By January 2001, the researchers had assembled rafts and piping at the site. Attached to a raft in the middle of the lake, a 5.7-inch-diameter pipe reached 666 feet to the deepest water layer. The Cameroon military provided emergency oxygen tanks for all workers in case of a rogue carbon dioxide release. After everyone retreated to distant high ground, Halbwachs pushed a remote-control button to activate a pump that primed the pipe. Within seconds a 148-foot spray shot into the sunlight at 100 miles per hour, and the small crowd let out a cheer.
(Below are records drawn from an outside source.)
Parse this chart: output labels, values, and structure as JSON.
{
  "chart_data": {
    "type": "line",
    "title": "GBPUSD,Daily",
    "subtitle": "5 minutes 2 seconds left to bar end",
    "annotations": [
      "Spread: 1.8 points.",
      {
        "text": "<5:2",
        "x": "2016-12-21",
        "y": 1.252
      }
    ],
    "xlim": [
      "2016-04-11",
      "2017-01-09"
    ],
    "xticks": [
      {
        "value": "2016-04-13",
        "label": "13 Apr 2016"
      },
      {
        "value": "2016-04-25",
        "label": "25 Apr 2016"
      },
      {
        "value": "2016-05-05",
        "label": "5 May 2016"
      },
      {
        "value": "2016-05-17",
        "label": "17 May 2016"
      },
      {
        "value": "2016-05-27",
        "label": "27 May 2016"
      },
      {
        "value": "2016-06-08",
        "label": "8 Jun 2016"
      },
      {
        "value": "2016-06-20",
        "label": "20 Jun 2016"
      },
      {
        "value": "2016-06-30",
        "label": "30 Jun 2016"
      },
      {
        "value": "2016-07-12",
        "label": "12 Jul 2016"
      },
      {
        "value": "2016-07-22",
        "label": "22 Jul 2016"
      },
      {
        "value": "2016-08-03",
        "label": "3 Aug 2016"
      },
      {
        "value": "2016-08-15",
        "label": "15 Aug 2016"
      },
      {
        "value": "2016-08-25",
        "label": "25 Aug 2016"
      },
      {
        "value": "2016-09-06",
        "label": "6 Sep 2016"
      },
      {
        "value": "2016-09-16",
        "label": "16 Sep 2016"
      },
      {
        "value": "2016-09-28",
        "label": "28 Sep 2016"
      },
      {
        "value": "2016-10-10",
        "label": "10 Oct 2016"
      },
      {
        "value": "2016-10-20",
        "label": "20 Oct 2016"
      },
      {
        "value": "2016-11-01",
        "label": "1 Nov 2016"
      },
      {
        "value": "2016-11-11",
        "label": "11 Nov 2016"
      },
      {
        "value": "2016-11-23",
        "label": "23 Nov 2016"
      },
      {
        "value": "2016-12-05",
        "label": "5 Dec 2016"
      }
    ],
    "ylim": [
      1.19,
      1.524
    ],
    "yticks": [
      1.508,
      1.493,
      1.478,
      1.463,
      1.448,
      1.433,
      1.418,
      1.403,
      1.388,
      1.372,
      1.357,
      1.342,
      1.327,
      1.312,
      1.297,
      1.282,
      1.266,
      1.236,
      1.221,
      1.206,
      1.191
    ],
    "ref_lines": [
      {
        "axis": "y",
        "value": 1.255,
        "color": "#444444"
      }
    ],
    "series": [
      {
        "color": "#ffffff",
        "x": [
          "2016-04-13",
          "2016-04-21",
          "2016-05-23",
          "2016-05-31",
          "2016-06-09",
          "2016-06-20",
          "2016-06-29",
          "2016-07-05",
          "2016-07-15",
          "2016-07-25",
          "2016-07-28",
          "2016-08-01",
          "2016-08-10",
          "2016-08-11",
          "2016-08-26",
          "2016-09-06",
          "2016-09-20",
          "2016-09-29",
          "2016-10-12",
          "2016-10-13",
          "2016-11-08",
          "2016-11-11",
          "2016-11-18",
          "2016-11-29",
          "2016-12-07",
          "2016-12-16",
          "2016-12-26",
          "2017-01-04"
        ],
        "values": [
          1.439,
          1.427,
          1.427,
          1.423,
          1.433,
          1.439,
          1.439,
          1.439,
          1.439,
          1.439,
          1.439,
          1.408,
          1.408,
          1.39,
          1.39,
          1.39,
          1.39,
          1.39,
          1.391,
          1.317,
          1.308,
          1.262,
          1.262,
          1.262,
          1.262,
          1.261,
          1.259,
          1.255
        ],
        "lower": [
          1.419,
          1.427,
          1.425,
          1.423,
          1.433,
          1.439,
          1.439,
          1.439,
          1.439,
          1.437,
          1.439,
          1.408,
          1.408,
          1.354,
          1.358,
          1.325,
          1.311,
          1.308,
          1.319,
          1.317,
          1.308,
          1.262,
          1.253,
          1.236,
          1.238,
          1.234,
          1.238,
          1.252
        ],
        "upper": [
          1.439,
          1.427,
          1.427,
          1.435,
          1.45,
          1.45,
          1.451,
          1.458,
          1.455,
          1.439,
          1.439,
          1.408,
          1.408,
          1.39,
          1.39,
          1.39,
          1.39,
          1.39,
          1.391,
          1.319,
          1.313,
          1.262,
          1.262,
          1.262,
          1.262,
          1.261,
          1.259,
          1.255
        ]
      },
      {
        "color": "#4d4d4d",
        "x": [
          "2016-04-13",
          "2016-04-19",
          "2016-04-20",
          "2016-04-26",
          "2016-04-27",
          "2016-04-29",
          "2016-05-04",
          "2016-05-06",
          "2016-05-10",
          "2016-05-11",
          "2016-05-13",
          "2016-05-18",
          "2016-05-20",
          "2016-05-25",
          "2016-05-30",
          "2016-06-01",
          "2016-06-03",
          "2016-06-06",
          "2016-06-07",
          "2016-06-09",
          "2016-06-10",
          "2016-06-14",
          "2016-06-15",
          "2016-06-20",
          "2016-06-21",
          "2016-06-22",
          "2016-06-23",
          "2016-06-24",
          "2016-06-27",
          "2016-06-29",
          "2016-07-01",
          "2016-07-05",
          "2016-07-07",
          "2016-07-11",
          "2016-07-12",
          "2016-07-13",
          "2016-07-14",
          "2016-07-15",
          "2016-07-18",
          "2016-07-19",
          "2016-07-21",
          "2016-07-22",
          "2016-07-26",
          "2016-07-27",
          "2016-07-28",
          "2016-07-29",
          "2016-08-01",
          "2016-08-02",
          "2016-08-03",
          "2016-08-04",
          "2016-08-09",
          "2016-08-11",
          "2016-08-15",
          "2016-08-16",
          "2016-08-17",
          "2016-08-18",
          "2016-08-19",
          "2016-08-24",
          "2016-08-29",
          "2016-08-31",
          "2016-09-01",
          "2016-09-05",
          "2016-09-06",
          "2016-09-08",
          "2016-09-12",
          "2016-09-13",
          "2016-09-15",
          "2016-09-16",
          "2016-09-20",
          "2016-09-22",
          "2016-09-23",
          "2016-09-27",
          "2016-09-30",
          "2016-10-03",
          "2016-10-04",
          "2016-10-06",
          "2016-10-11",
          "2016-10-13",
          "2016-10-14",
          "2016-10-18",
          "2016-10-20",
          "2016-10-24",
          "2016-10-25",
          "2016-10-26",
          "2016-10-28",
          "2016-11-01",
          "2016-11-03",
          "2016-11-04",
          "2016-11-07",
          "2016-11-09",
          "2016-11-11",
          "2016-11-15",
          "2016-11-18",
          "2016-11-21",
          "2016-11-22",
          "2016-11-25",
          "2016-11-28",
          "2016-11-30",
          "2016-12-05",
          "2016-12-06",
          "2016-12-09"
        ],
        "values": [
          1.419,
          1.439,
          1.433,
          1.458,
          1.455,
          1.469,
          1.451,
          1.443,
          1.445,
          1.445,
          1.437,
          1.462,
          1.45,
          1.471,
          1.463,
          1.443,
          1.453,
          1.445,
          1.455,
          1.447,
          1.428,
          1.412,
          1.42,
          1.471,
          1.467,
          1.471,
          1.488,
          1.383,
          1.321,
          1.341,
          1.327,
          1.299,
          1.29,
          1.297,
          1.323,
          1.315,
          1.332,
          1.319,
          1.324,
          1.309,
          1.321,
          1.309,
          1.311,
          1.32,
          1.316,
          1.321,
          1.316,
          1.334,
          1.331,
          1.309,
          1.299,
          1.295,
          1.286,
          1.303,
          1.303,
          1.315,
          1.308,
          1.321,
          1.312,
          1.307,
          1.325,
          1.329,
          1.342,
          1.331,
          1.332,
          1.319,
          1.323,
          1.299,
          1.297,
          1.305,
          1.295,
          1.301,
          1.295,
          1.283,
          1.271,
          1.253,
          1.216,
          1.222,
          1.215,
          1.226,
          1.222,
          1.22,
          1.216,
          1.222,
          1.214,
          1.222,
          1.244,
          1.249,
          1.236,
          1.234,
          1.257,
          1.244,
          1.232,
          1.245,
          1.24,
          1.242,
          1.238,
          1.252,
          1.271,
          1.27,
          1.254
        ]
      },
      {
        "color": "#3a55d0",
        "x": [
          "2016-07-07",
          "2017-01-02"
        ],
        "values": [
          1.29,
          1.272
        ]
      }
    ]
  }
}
The degassing of Lake Nyos had begun.

But with 5,500 tons of carbon dioxide still pouring into the lake annually, one pipe barely keeps up; Kling and Evans estimate it may take more than 30 years before enough dissolved carbon dioxide can be vented to make the lake safe. Five pipes, the researchers say, might do the job within five or six years–but so far funding has not materialized. The venting of the lake cannot happen too quickly, as far as locals are concerned. Families have begun drifting back into nearby hills, siting their compounds in high passes but venturing down to the forbidden zone by day. "You can’t keep people out forever," says Greg Tanyileke of Cameroon’s Institute for Geological and Mining Research. "We need to go faster."